4. Il appartient au juge de l’excès de pouvoir, saisi de moyens en ce sens, de vérifier que l’administration pouvait légalement, eu égard aux conditions prévues à l’article L. 731-1 du code de l’entrée et du séjour des étrangers et du droit d’asile précité, prendre une mesure d’assignation à résidence à l’encontre d’un étranger et de vérifier que l’administration n’a pas commis d’erreur d’appréciation dans le choix des modalités de cette mesure. Si une décision d’assignation à résidence doit comporter les modalités de contrôle permettant de s’assurer du respect de cette obligation et notamment préciser le service auquel l’étranger doit se présenter et la fréquence de ces présentations, ces modalités de contrôle sont divisibles de la mesure d’assignation elle-même. Par ailleurs, les obligations de se présenter périodiquement aux services de police ou aux unités de gendarmerie, susceptibles d’être imparties par l’autorité administrative, doivent être adaptées, nécessaires et proportionnées aux finalités qu’elles poursuivent et ne sauraient, sous le contrôle du juge administratif, porter une atteinte disproportionnée à la liberté d’aller et venir.
5. Il ressort des pièces du dossier que l’autorité préfectorale a assigné M. B à résidence à son domicile à Clermont (Oise), ville de son interpellation à défaut de justifier de son adresse alléguée en Seine-Saint-Denis, avec interdiction de sortir du département de l’Oise sans autorisation. L’arrêté attaqué lui a également fait obligation de se présenter trois fois par semaine les lundis, mardis et vendredis matins à la gendarmerie de Clermont. Si M. B soutient que la décision portant assignation à résidence porte une atteinte disproportionnée à sa liberté d’aller et venir, il ne ressort pas des pièces du dossier que ces conditions d’assignation soient incompatibles avec les éventuelles obligations professionnelles du requérant qui n’a apporté aucune pièce justifiant de sa situation personnelle ou professionnelle.

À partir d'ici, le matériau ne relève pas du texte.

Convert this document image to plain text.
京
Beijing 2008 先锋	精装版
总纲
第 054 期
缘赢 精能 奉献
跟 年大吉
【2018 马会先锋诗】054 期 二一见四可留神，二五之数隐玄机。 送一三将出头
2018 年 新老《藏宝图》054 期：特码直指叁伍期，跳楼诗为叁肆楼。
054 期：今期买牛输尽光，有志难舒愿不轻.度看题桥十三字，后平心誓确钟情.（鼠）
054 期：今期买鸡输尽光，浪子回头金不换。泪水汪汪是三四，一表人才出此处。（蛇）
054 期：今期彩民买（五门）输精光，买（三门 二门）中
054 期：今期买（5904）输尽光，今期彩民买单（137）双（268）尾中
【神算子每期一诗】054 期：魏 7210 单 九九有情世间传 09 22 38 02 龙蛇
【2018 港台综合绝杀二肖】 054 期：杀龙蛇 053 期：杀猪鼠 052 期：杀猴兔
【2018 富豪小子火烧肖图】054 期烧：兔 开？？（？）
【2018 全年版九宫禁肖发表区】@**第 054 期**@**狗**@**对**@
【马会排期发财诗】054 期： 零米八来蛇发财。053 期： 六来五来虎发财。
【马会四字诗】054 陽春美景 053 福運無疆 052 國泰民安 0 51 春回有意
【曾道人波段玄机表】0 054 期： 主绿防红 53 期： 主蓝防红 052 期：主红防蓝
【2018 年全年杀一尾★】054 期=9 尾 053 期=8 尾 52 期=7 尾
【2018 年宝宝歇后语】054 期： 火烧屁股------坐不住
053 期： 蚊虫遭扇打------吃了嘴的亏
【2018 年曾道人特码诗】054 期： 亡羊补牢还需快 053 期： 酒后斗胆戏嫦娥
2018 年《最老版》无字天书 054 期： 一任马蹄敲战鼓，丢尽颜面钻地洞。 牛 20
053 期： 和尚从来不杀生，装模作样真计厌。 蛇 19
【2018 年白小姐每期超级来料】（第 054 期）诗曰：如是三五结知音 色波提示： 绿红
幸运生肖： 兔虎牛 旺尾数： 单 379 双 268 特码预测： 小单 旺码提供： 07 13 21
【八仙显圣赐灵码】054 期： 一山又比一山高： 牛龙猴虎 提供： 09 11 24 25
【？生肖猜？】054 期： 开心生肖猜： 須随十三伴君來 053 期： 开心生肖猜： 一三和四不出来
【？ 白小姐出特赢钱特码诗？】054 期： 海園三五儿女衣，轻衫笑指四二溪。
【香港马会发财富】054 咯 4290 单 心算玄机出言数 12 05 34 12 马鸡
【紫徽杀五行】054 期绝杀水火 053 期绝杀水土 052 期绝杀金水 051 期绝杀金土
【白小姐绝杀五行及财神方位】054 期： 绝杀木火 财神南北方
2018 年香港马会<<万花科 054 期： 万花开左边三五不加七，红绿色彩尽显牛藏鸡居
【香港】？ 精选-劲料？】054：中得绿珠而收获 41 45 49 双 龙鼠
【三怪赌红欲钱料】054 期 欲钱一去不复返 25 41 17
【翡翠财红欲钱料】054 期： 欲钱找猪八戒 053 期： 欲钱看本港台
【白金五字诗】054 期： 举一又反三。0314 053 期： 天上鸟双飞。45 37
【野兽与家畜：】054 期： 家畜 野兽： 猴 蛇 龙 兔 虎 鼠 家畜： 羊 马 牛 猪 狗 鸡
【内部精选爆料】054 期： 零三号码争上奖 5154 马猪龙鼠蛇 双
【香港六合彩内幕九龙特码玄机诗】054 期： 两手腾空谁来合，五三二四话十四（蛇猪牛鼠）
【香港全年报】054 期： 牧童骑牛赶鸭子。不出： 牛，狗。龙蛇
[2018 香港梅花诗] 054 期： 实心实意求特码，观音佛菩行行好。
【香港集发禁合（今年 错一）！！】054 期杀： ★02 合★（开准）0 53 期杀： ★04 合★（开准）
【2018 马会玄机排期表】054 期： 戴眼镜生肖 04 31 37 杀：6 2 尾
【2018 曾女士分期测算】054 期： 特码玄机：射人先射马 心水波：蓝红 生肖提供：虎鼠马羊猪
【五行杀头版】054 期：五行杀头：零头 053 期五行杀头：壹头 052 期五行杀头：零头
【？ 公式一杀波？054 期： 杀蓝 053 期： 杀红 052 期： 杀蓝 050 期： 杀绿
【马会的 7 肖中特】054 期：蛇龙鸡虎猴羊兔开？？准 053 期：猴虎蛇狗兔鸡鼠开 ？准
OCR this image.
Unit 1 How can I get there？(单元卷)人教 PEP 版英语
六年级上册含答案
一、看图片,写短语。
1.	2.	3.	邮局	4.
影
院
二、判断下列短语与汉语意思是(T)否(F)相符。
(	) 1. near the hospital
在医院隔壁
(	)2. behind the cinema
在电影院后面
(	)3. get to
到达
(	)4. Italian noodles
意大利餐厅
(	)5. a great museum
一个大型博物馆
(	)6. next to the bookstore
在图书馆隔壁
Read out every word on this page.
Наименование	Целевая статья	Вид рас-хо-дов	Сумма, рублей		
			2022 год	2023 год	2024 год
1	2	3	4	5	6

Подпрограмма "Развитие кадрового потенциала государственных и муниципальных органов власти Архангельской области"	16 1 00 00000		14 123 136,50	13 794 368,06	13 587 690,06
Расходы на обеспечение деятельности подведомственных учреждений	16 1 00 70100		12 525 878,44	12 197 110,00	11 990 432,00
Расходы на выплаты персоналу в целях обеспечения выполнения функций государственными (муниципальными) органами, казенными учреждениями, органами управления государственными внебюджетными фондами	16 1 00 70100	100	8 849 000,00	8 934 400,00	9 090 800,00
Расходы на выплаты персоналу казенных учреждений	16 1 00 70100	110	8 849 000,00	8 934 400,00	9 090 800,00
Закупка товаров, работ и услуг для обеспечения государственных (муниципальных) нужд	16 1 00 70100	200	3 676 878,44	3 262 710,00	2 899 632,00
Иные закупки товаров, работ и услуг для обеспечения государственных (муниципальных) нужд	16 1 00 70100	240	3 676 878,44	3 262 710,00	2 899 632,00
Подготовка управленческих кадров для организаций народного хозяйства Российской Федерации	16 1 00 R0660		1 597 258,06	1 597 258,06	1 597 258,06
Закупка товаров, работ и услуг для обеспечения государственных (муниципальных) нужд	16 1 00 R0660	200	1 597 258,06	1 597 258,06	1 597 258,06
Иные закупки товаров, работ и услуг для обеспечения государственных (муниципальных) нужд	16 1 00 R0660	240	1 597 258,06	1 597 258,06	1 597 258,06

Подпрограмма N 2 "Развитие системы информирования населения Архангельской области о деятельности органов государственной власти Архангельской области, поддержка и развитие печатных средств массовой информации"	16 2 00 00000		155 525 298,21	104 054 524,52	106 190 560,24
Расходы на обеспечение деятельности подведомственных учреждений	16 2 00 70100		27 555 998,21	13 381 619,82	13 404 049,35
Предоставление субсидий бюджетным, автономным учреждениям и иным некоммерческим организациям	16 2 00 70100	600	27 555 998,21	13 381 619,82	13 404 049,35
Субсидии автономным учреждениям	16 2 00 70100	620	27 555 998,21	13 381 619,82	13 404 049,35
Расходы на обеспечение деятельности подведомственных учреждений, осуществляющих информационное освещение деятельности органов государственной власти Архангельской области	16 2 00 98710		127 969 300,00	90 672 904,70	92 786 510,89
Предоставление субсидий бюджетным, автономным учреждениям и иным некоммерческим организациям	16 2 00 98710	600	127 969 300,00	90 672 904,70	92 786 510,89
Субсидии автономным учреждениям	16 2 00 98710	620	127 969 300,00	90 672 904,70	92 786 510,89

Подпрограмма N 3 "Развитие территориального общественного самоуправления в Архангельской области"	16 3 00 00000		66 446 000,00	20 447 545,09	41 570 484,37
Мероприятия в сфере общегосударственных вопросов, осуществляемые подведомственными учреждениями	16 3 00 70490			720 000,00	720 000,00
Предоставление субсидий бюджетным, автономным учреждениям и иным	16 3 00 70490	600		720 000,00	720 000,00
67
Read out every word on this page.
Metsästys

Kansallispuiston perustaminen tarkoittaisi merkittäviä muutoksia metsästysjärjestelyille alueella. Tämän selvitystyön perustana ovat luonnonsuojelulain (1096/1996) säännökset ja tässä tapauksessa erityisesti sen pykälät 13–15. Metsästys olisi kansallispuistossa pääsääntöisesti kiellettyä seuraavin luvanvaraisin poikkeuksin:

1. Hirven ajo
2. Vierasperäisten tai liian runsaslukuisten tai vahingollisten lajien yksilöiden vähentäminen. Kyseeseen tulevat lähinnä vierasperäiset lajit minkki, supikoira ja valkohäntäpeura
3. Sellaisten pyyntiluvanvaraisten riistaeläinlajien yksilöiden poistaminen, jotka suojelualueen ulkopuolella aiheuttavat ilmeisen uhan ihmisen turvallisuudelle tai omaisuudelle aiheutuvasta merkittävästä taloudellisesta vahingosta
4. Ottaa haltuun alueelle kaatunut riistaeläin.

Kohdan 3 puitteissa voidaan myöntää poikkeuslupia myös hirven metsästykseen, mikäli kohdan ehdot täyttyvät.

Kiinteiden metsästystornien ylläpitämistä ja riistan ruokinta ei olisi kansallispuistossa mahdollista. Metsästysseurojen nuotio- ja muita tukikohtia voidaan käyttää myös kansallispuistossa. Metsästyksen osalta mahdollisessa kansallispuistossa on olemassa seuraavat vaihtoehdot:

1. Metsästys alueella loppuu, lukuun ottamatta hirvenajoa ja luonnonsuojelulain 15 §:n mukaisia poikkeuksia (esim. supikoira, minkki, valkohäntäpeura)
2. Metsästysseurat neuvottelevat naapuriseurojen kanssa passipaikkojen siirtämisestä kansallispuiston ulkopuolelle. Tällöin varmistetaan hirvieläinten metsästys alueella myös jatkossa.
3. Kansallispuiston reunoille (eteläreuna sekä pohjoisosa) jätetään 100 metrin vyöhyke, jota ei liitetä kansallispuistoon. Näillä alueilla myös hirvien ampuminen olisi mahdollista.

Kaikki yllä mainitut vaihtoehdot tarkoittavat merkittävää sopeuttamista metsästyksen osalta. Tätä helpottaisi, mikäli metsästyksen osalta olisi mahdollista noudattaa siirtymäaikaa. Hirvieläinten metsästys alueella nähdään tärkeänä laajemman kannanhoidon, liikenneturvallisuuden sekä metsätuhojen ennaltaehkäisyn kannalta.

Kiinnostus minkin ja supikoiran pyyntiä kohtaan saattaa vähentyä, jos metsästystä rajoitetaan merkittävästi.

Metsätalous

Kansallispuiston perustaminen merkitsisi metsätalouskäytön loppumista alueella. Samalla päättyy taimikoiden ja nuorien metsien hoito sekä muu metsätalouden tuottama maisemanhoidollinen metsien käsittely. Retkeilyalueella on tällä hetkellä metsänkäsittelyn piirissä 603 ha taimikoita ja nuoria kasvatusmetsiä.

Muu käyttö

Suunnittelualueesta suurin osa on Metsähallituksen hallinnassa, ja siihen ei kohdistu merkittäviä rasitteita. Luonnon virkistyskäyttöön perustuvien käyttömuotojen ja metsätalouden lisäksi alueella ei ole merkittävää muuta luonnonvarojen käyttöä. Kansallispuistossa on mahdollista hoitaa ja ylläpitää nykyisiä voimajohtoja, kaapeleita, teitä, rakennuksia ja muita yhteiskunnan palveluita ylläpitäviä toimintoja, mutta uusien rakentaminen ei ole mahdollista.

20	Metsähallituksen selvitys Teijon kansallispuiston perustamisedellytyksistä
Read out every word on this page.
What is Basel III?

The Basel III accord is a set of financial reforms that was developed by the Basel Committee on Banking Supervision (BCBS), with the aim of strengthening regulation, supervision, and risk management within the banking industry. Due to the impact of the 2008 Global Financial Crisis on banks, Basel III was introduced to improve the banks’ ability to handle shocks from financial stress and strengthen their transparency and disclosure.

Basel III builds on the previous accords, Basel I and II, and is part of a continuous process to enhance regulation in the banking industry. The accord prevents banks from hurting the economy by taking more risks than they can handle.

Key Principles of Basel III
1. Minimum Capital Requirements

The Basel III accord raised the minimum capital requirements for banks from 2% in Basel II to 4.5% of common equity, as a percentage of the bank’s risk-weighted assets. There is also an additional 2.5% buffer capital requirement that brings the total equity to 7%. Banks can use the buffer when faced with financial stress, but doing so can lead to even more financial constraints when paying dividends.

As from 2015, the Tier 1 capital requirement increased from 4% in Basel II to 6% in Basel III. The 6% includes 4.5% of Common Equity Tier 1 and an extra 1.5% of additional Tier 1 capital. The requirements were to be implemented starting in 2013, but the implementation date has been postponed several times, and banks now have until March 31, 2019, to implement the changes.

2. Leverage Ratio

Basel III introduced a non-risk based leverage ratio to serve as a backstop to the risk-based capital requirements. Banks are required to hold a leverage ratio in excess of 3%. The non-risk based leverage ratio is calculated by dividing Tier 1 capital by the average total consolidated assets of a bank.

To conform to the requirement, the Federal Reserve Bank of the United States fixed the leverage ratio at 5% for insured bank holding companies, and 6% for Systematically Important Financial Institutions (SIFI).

Dans ces conditions, M. B n’est pas fondé à soutenir que l’arrêté attaqué est entaché d’une erreur d’appréciation au regard des dispositions de l’article L. 731-1 du code de l’entrée et du séjour des étrangers et du droit d’asile.
Sur les frais exposés et non compris dans les dépens :
6. Il résulte de ce qui précède que la requête de M. B doit être rejetée, y compris les conclusions présentées sur le fondement de l’article L. 761-1 du code de justice administrative.
D É C I D E :
Article 1 er : La requête de M. B est rejetée.
Article 2 : Le présent jugement sera notifié à M. A B et à la préfète de l’Oise.
Rendu public par mise à disposition au greffe le 16 avril 2024.
Le magistrat désigné,
Signé
M. Menet
Le greffier,
Signé
P. Vromaine La République mande et ordonne à la préfète de l’Oise en ce qui la concerne ou à tous commissaires de justice à ce requis en ce qui concerne les voies de droit commun contre les parties privées, de pourvoir à l’exécution de la présente décision.